IMPLEMENTING AND MANAGING SIX SIGMA
Charles A. Aubrey II
APQO President and ASQ Past President, USA
The six sigma approach to managing, assuring and improving quality has taken on world-wide proportions. It has been with us now, publicly since 1988 when Motorola won the Malcolm Baldrige Excellence Award. It can no longer be considered the “flavor-of-the- month” managerial technique. In the Americas, Europe, Asia and the Middle East six sigma is being practiced effectively and is generating significant breakthrough results.
Six sigma is effectively the best practices that have emerged from a combination of past techniques and approaches such as Statistical Process Control, Total Quality Management, Quality Circles, Participative Management, Management By Objectives, Toyota Production System and others. The great difference is that these best practices have been codified into “bodies of knowledge”, that so far, have been standardized worldwide. These are commonly know as yellow belts, green belts, black belts, master black belts, champions and sponsors,
Of course Motorola provided the proof that the three sigma constraint was no longer valid and that six sigma performance could be achieved through continuous improvement-a significant contribution. Performing at 99.9997 percent yield or no more then 3 defects per million opportunities or cost of poor quality at less then one half of 1% or 98% very satisfied customers is still elusive for many organization but it is within their sights.

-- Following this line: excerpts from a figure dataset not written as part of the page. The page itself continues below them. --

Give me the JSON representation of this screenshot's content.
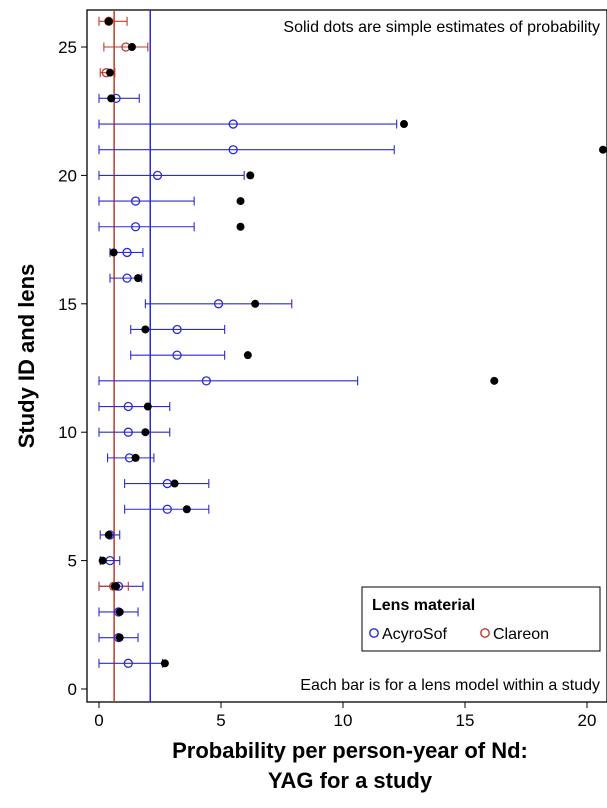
{
  "chart_data": {
    "type": "scatter",
    "xlabel_lines": [
      "Probability per person-year of Nd:",
      "YAG for a study"
    ],
    "ylabel": "Study ID and lens",
    "xlim": [
      -0.5,
      21
    ],
    "ylim": [
      -0.5,
      26.5
    ],
    "x_ticks": [
      0,
      5,
      10,
      15,
      20
    ],
    "y_ticks": [
      0,
      5,
      10,
      15,
      20,
      25
    ],
    "grid": false,
    "annotations": {
      "top": "Solid dots are simple estimates of probability",
      "bottom": "Each bar is for a lens model within a study"
    },
    "reference_lines": [
      {
        "x": 0.62,
        "color": "#c0392b"
      },
      {
        "x": 2.1,
        "color": "#2a2ad6"
      }
    ],
    "legend": {
      "title": "Lens material",
      "position": "bottom-right",
      "entries": [
        {
          "label": "AcyroSof",
          "color": "#2a2ad6"
        },
        {
          "label": "Clareon",
          "color": "#c0392b"
        }
      ]
    },
    "series": [
      {
        "name": "AcyroSof",
        "color": "#2a2ad6",
        "points": [
          {
            "y": 23,
            "est": 0.7,
            "lo": 0.0,
            "hi": 1.65,
            "simple": 0.5
          },
          {
            "y": 22,
            "est": 5.5,
            "lo": 0.0,
            "hi": 12.2,
            "simple": 12.5
          },
          {
            "y": 21,
            "est": 5.5,
            "lo": 0.0,
            "hi": 12.1,
            "simple": 21.0
          },
          {
            "y": 20,
            "est": 2.4,
            "lo": 0.0,
            "hi": 5.95,
            "simple": 6.2
          },
          {
            "y": 19,
            "est": 1.5,
            "lo": 0.0,
            "hi": 3.9,
            "simple": 5.8
          },
          {
            "y": 18,
            "est": 1.5,
            "lo": 0.0,
            "hi": 3.9,
            "simple": 5.8
          },
          {
            "y": 17,
            "est": 1.15,
            "lo": 0.45,
            "hi": 1.8,
            "simple": 0.6
          },
          {
            "y": 16,
            "est": 1.15,
            "lo": 0.45,
            "hi": 1.75,
            "simple": 1.6
          },
          {
            "y": 15,
            "est": 4.9,
            "lo": 1.9,
            "hi": 7.9,
            "simple": 6.4
          },
          {
            "y": 14,
            "est": 3.2,
            "lo": 1.3,
            "hi": 5.15,
            "simple": 1.9
          },
          {
            "y": 13,
            "est": 3.2,
            "lo": 1.3,
            "hi": 5.15,
            "simple": 6.1
          },
          {
            "y": 12,
            "est": 4.4,
            "lo": 0.0,
            "hi": 10.6,
            "simple": 16.2
          },
          {
            "y": 11,
            "est": 1.2,
            "lo": 0.0,
            "hi": 2.9,
            "simple": 2.0
          },
          {
            "y": 10,
            "est": 1.2,
            "lo": 0.0,
            "hi": 2.9,
            "simple": 1.9
          },
          {
            "y": 9,
            "est": 1.25,
            "lo": 0.35,
            "hi": 2.25,
            "simple": 1.5
          },
          {
            "y": 8,
            "est": 2.8,
            "lo": 1.05,
            "hi": 4.5,
            "simple": 3.1
          },
          {
            "y": 7,
            "est": 2.8,
            "lo": 1.05,
            "hi": 4.5,
            "simple": 3.6
          },
          {
            "y": 6,
            "est": 0.45,
            "lo": 0.05,
            "hi": 0.85,
            "simple": 0.4
          },
          {
            "y": 5,
            "est": 0.45,
            "lo": 0.05,
            "hi": 0.85,
            "simple": 0.15
          },
          {
            "y": 4,
            "est": 0.8,
            "lo": 0.0,
            "hi": 1.8,
            "simple": 0.65
          },
          {
            "y": 3,
            "est": 0.8,
            "lo": 0.0,
            "hi": 1.6,
            "simple": 0.85
          },
          {
            "y": 2,
            "est": 0.8,
            "lo": 0.0,
            "hi": 1.6,
            "simple": 0.85
          },
          {
            "y": 1,
            "est": 1.2,
            "lo": 0.0,
            "hi": 2.6,
            "simple": 2.7
          }
        ]
      },
      {
        "name": "Clareon",
        "color": "#c0392b",
        "points": [
          {
            "y": 26,
            "est": 0.4,
            "lo": 0.0,
            "hi": 1.15,
            "simple": 0.4
          },
          {
            "y": 25,
            "est": 1.1,
            "lo": 0.2,
            "hi": 2.0,
            "simple": 1.35
          },
          {
            "y": 24,
            "est": 0.3,
            "lo": 0.05,
            "hi": 0.65,
            "simple": 0.45
          },
          {
            "y": 4,
            "est": 0.6,
            "lo": 0.0,
            "hi": 1.2,
            "simple": 0.7
          }
        ]
      }
    ]
  }
}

Keys to an effective six sigma process are in the details of how it is practiced. It uses five steps called DMAIC or Define, Measure, Analyze, Improve (Implement) and Control. Within these steps are important approaches. These include clearly defined roles and a supporting infrastructure that is integrated into the leadership process of the organization.
Strategy and customer needs prioritize the improvement opportunities that are necessary and critical-to-quality (CTQ’s) elements determine what level of performance improvement must reach.
Measurement, data analysis and process management provide, along with creative techniques such as brain writing, analogies, idea boxes and morphological charts, the engines to propel the breakthrough thinking and change management. Significant performance results are achieved through this toolbox of best practices.